BERMAN: I think that “advancing the liberal argument” has a simple meaning. We should try to demonstrate the falsity of horrendous ideas — e.g., the false nature of Islamism. Islamism is not “the solution,” as it claims to be. It is a compilation of modern and ancient ideas, admixed with a great many horrendous European ideas. We should try to expose the nature of these doctrines. Very important, for instance, is to put up an argument against anti-Semitism, a key element in totalitarian doctrines, sooner or later. Women’s rights: another big theme.
Do these arguments mean nothing? We know very well that, in Iran, the universities are a center of resistance. Do people in other parts of the world listen to our own arguments? They do. They argue back. Exchanges go on. This — THIS — is the actual solution: the advancing of lucidity. I wish Obama did a bit more of it, given that, unlike Bush, he has the talent to do so. But it is not ultimately for politicians to do. This is something that intellectuals, writers, artists, journalists can do — something that quite a few NGO’s have been doing, with success too, as we have lately learned.
BURUMA: If only everybody in the world would read The New Republic, the world would solve all its problems.
Buruma’s snark at the end, although not entirely professional, was a necessary counterbalance to all the chest-thumping. In Berman’s world (and even Traub’s), the question about 9/11 has been all about us. It’s “what about America?” and “what should America do?” rather than considering what we have done and who it has affected. (Luckily Malcolmson addresses this point, if only briefly.) If only we intervened in the “right” way with the “right” types of force, we could succeed in winning hearts and minds. But this ignores entirely the question of our right to be in a war in the first place.

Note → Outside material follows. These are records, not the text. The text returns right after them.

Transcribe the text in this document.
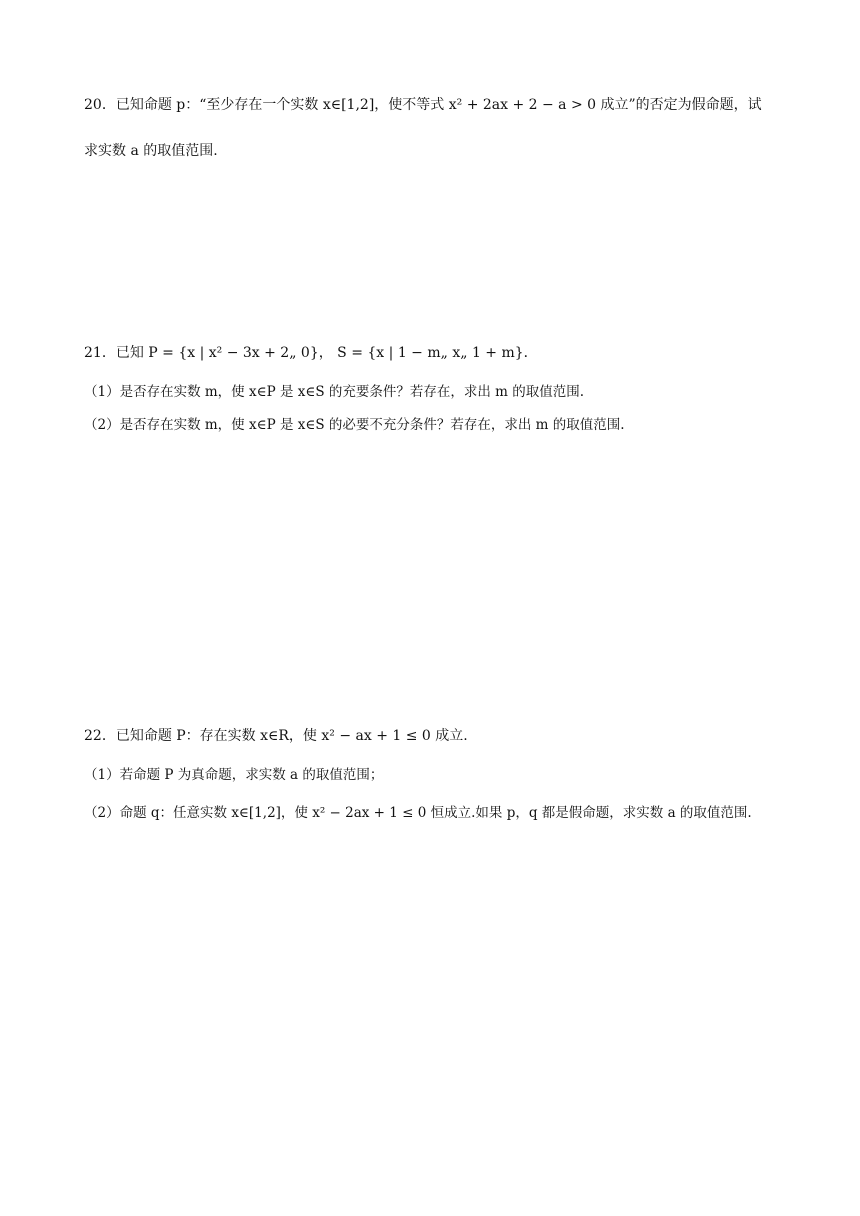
20．已知命题 p：“至少存在一个实数 x∈[1,2]，使不等式 x² + 2ax + 2 − a > 0 成立”的否定为假命题，试
求实数 a 的取值范围.
21．已知 P = {x | x² − 3x + 2„ 0}， S = {x | 1 − m„ x„ 1 + m}．
（1）是否存在实数 m，使 x∈P 是 x∈S 的充要条件？若存在，求出 m 的取值范围.
（2）是否存在实数 m，使 x∈P 是 x∈S 的必要不充分条件？若存在，求出 m 的取值范围.
22．已知命题 P：存在实数 x∈R，使 x² − ax + 1 ≤ 0 成立.
（1）若命题 P 为真命题，求实数 a 的取值范围；
（2）命题 q：任意实数 x∈[1,2]，使 x² − 2ax + 1 ≤ 0 恒成立.如果 p，q 都是假命题，求实数 a 的取值范围.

The discussants here fail to see 9/11 and our subsequent foreign policy in terms appropriate in scale for the event. Malcolmson goes so far as to compare the post-9/11 era to the Civil War — about as far from a comparable situation as one can get. 9/11 does not represent the potential end of the republic the way the Civil War did. The “existential threat” that 9/11 represented was never existential at all. 9/11 was al Qaeda’s best shot, and it was an attack on a symbol, not a military target — never a good strategic turn. (Attacking symbols rather than military targets was why the London Blitz failed… also, radar.) All the bloviating about “the threat to our way of life” as an excuse to go somewhere else and blow people up, and for what? Military responses to terrorism have almost always failed historically (see, for example, the assassination of Archduke Ferdinand), and yet that’s exactly what we rushed to do.
I’ll end on a pacifist note. Every discussant here believes that military intervention is appropriate in a variety of circumstances, with differing beliefs on what those circumstances are. The pacifist voice has been consistently marginalized in “serious” foreign policy debates, and anyone who says anything resembling pacifism is treated as participating in an intellectual exercise rather than the real world. When discussing post-9/11 foreign policy, the debate is always about “how much” military force to use, rather than “whether” to use force at all. “Give peace a chance” may be derided as unrealistic and naive, but I’d note that nobody has actually tried it.
(Side note: Try as I might, I could not find any similar roundtable discussion by Arab-American or Muslim about the American response to 9/11. How strange.)